Райнхард вежливо кивнул, воззрившись на него со снисходительным интересом.
– Так вот, мне скоро будет столько, понимаешь? – мальчик говорил это с такой серьезностью, что собеседник почувствовал, что говорится нечто столь важное, что ещё не говорилось никогда – уж родителям точно сказано не будет. – И я хочу быть собой, а не тем, что мне навязывают. Ты должен меня понять, ты не такой, как все, Лоэнграмм.
– Поясни эту мысль, – ровным тоном отозвался молодой мужчина. – Что именно тебя не устраивает?

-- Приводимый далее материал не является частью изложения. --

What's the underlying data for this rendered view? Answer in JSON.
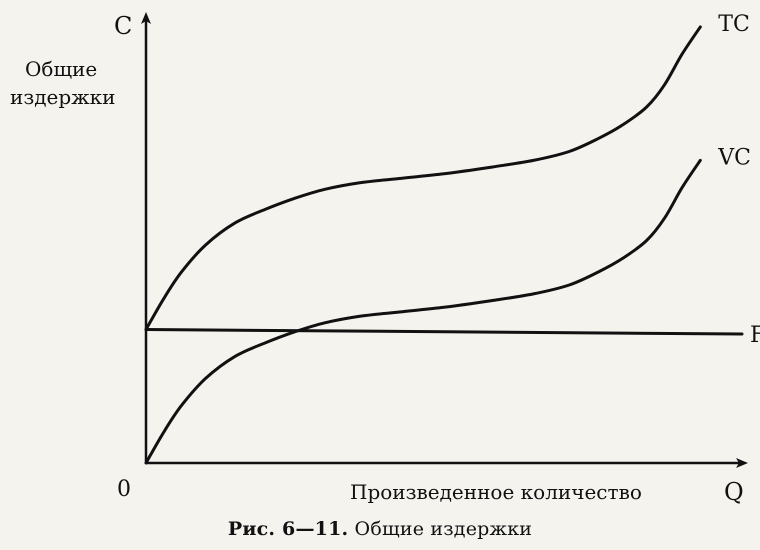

– А всё, – широким жестом мальчик обвёл рукой помещение. – Мне не нравится образ жизни, который я вынужден вести, не нравится делать то, что я обязан делать, не нравится поведение тех, с кем я общаюсь. Это всё вообще не моё, я не для этого сделан. Ты можешь понять меня – и можешь мне помочь. Сделай это, пожалуйста, и тогда я тебе хорошо пригожусь, – в глаза посмотрели с искренней мольбой, и сердце где-то заметно ухнуло.
– И как ты представляешь себе мои действия в этой связи? – хлопнув ресницами, спросил офицер.
– О, этот вопрос нам с тобой пока неведом, – с глубокой грустью вздохнул ребёнок. – Но ты уже большой, и ты будешь регентом. Это очень хорошо, потому что ты воевал, пожил много где, и знаешь, что когда делать. А я ничего этого не знаю и ничего не видел в мире вообще. Я хочу пожить сам – без этого фальшивого распрекрасия, когда я ничего не знаю о настоящей природе происходящего. А ты однажды сможешь мне помочь в этом, понимаешь? – в искреннем порыве он схватил за руку собеседника, снова вскочив на ноги. – Ну, не важно как, ты обязательно что-нибудь придумаешь, чтоб я смог осуществить задумку, а тебе за это ничего не было. Просто запомни это, ладно?
Райнхард почувствовал, что очень сильно удивлён и даже чуток растерян. Из-за этого он не знал, что ответить. Мальчик решил, что собеседник колеблется, и добавил почти с отчаянием:
– Ну пожалуйста, Лоэнграмм, ну сделай это когда-нибудь. Я же не прошу завтра, я понимаю, что оно сложно, но я уже не могу здесь, пойми меня! – в глазах уже блеснули яркие искры. – Ты сможешь, я ведь знаю, у тебя всегда всё получается!
Отлично понимая, что слёзы могут хлынуть в этаком состоянии неконтролируемо, Райнхард заговорил.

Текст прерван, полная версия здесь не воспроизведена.